Elsewhere in Iraq on Wednesday:
Militants abduct a first cousin of Iraqi interim Prime Minister Iyad Allawi and two of his family members in Baghdad, reportedly threatening to kill them unless the Falluja siege is lifted
The governor in Mosul imposes an indefinite curfew after militants kill four members of the Iraqi security forces and a foreign contractor
A car bomb in the residential area of Zayouneh in east Baghdad kills at least seven people
Attacks at Balad, Baiji, Karbala and Tuz leave 12 members of the Iraqi security forces and one US soldier dead.
Bodies in the streets
In Falluja, marines backed by tanks met little opposition when they blasted their way into the mayor's compound, which also houses a police station, early on Wednesday.
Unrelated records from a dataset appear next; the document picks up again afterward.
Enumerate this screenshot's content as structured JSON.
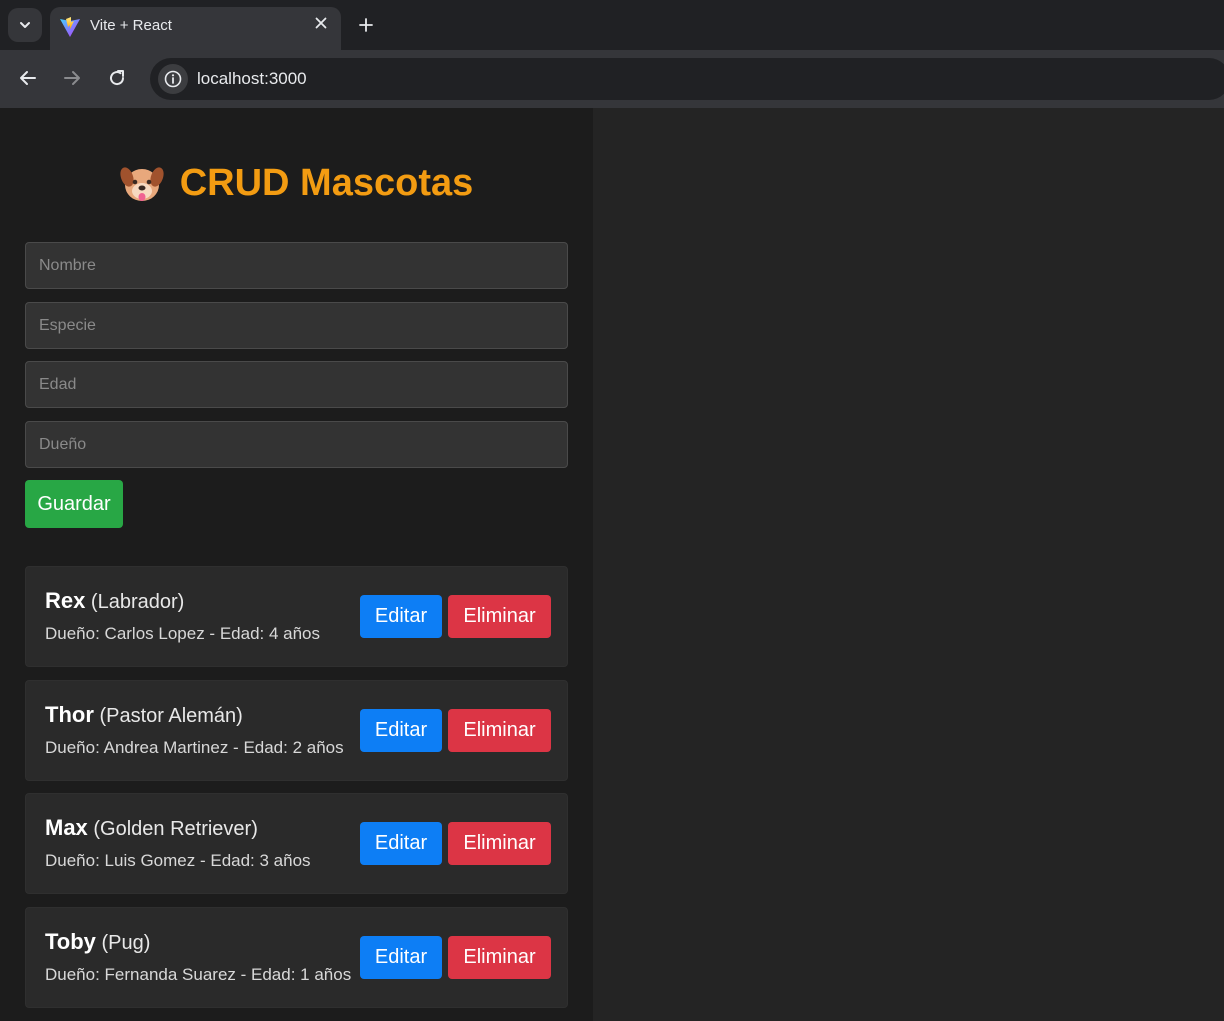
{
  "browser": {
    "tab_title": "Vite + React",
    "url": "localhost:3000",
    "icons": {
      "tab_search": "chevron-down-icon",
      "favicon": "vite-logo-icon",
      "close": "close-icon",
      "new_tab": "plus-icon",
      "back": "arrow-left-icon",
      "forward": "arrow-right-icon",
      "reload": "reload-icon",
      "site_info": "info-icon"
    }
  },
  "app": {
    "title": "CRUD Mascotas",
    "title_icon": "dog-face-emoji",
    "accent_color": "#f39c12",
    "form": {
      "nombre_placeholder": "Nombre",
      "especie_placeholder": "Especie",
      "edad_placeholder": "Edad",
      "dueno_placeholder": "Dueño",
      "save_label": "Guardar"
    },
    "pets": [
      {
        "name": "Rex",
        "species": "(Labrador)",
        "details": "Dueño: Carlos Lopez - Edad: 4 años",
        "edit_label": "Editar",
        "delete_label": "Eliminar"
      },
      {
        "name": "Thor",
        "species": "(Pastor Alemán)",
        "details": "Dueño: Andrea Martinez - Edad: 2 años",
        "edit_label": "Editar",
        "delete_label": "Eliminar"
      },
      {
        "name": "Max",
        "species": "(Golden Retriever)",
        "details": "Dueño: Luis Gomez - Edad: 3 años",
        "edit_label": "Editar",
        "delete_label": "Eliminar"
      },
      {
        "name": "Toby",
        "species": "(Pug)",
        "details": "Dueño: Fernanda Suarez - Edad: 1 años",
        "edit_label": "Editar",
        "delete_label": "Eliminar"
      }
    ]
  },
  "colors": {
    "save_button": "#28a745",
    "edit_button": "#0d7ef5",
    "delete_button": "#dc3545"
  }
}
However, they later came under sustained fire from the minaret of a mosque, says our correspondent, whose reports are subject to military restrictions.
According to marines, the rebels waved a white flag at one stage but opened fire from three directions when a marine interpreter tried to begin talks. The marines then called in air strikes.
Fadhil Badrani told the BBC News website that the battle was particularly fierce in the district of Jolan, just north of the centre.
FALLUJA ASSAULT FACTS
Up to 15,000 US and Iraqi troops involved
Estimated 3,000 Iraqi insurgent and foreign fighters in city
Estimated 50,000 civilians remain out of usual population of some 300,000
He said he had counted the bodies of at least six US soldiers lying in the streets of the city's Hasbiyyah area overnight, along with the remains of many dead rebels. He had also found two disabled US tanks and three destroyed Humvee jeeps.
The journalist said he doubted the truth of US claims that marines were in control of 70% of the city.
The US military's total death toll for the Falluja operation rose to 11 Americans and two Iraqi government soldiers on Wednesday.
'Total destruction'
US commanders say rebel leaders such as Abu Musab al-Zarqawi - America's most wanted man in Iraq - appear to have fled before the assault began.
URBAN WARFARE
In Washington, President George W Bush praised the US-led forces in Falluja for their "hard work... for a free Iraq".
Aid agencies have highlighted the plight of civilians in Falluja where up to 50,000 people remain out of a pre-war population of 300,000.
The Red Cross has urged all combatants to guarantee passage to the wounded.
An unnamed man claiming to be a rebel fighter told the BBC's Today programme that the destruction in Falluja was "total".
"The Americans are bombing everywhere," he said, adding that water and electricity had been cut off.
The assault on Falluja, a hotbed of Sunni resistance, is officially aimed at stabilising Iraq ahead of January's poll.